Saturday, July 4, 2020

The King: Eternal Monarch (2020) Initial Impressions

When I saw the first trailers and stills for this it occurred to me that this was a something that could go very well or very badly. Something about it didn't sit right with me admittedly and despite being on Netflix I was reluctant to pick it up while it was airing.

Three episodes in and I have really mixed feelings about this one. My early conclusion is that the show doesn't really know what it wants to be. While the premise is good, there are so many elements at play and not only does it feel overcrowded and stuffed, there's no real coherence to all of these disparate aspects. The show gives lip service to the sci-fi side of things, then goes straight for the romance and love triangle like your average rom com with fish-out-of-water elements and then it's also a bad cop drama with cringey comedic relief. Moreover, there are large chunks of backstory in flashback that don't seem to fit well with present happenings. It feels like there are three or four stories doing their own things perhaps in search of a script. The direction, the pacing are all very problematic. Compared to Mystic Pop Up Bar and It's Okay Not to be Okay, where the storytelling is super tight and the juggling act has been a delight, this show lacks purpose.
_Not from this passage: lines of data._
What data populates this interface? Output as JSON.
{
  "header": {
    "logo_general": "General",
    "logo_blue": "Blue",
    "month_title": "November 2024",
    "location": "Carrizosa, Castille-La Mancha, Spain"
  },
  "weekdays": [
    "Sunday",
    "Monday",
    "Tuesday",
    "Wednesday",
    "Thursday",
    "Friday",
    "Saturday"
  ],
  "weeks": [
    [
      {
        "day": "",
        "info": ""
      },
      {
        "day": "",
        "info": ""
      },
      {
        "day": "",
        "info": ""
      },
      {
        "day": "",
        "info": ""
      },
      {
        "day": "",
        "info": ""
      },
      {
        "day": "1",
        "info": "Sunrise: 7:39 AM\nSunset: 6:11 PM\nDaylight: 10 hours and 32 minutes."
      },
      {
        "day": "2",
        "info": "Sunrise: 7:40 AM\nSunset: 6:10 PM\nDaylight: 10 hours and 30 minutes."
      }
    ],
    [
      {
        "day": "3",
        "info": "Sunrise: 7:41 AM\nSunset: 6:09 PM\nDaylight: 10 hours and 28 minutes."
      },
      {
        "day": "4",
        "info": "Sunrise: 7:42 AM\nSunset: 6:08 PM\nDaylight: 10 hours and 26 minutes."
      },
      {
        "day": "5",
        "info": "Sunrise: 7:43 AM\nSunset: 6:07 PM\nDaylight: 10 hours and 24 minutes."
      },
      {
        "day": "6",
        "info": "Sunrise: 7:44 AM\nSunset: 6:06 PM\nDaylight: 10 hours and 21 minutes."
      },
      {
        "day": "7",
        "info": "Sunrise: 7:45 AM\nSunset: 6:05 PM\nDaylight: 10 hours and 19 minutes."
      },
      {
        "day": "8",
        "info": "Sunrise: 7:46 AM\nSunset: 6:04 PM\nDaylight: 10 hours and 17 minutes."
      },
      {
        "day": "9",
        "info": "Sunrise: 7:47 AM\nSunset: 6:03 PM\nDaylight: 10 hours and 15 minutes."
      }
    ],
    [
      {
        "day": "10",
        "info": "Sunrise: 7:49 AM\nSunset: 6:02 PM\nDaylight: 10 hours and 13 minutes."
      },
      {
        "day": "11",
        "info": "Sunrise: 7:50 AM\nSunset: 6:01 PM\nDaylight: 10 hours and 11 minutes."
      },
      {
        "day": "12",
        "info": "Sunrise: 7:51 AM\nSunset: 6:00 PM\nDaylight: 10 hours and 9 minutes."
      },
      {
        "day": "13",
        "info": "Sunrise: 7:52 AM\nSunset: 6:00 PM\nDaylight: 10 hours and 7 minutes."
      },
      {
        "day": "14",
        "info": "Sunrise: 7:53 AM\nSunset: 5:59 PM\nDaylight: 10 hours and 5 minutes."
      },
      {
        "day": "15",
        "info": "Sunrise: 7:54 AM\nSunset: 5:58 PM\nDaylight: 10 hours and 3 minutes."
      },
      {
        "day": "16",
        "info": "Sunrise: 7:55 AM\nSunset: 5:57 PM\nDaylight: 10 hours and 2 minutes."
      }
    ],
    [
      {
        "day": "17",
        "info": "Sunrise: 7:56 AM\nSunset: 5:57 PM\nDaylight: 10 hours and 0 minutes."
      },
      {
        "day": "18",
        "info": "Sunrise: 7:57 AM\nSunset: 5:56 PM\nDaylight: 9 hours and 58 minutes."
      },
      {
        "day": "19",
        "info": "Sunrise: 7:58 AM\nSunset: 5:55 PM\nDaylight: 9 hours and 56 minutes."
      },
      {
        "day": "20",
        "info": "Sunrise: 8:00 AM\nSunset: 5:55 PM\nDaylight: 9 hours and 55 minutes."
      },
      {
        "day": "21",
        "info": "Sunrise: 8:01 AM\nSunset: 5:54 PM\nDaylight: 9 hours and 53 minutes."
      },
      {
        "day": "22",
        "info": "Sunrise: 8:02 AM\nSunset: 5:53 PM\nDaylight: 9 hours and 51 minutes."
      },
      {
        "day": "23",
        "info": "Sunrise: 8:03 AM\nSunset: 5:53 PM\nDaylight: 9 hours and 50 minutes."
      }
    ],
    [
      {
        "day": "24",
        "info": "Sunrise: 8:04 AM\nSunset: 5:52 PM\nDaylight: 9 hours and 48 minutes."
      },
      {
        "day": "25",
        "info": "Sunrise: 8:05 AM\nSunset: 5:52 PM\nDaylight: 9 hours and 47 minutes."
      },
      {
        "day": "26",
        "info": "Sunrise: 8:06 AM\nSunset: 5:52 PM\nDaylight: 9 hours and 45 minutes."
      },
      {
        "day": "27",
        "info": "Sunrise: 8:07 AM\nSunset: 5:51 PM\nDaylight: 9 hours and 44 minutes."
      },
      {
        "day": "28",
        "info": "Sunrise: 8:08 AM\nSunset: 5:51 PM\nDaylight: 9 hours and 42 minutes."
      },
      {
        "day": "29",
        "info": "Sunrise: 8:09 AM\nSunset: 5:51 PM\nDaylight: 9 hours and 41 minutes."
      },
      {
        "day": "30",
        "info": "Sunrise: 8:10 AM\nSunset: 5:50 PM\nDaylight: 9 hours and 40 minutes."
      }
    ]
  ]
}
Considering the production values, the set pieces and the money they obviously threw at this, it's not coming together for me. While I didn't mind the first episode, the second and third felt like filler. Very little of those two episodes make a lot of sense to me. I certainly didn't understand Lee Gon's motivations for someone who was stuck in a parallel universe. Little of it sat well with me. He acts like someone following a script more than someone who is lost in an unfamiliar setting. I for the most part was wondering what in the world is going on, not certain why I should care about most of these people in Corea or South Korea. If you're supposedly following the Alice in Wonderland trope like The Matrix does, for instance then there should be more exploration and confusion. And definitely more circumspection.

What's worse is I'm not really feeling or buying into the romance which I imagine is supposed to be fairly important. It's partly a case of too much too soon I imagine. Lee Min-ho is satisfactory as the titular character and suits the role because he has a quiet elegance that is needed here. However, Woo Do Hwan's dual role is probably the one I'm most enthused about.

I liked Kim Go-eun in Cheese in the Trap and her chemistry with Park Hae-jin there but here, I keep wondering if she isn't miscast at some level. It isn't just her chemistry with LMH either. So far I find her unconvincing as this badass female cop.

I may give this another episode or two before I decide "yay" or "nay".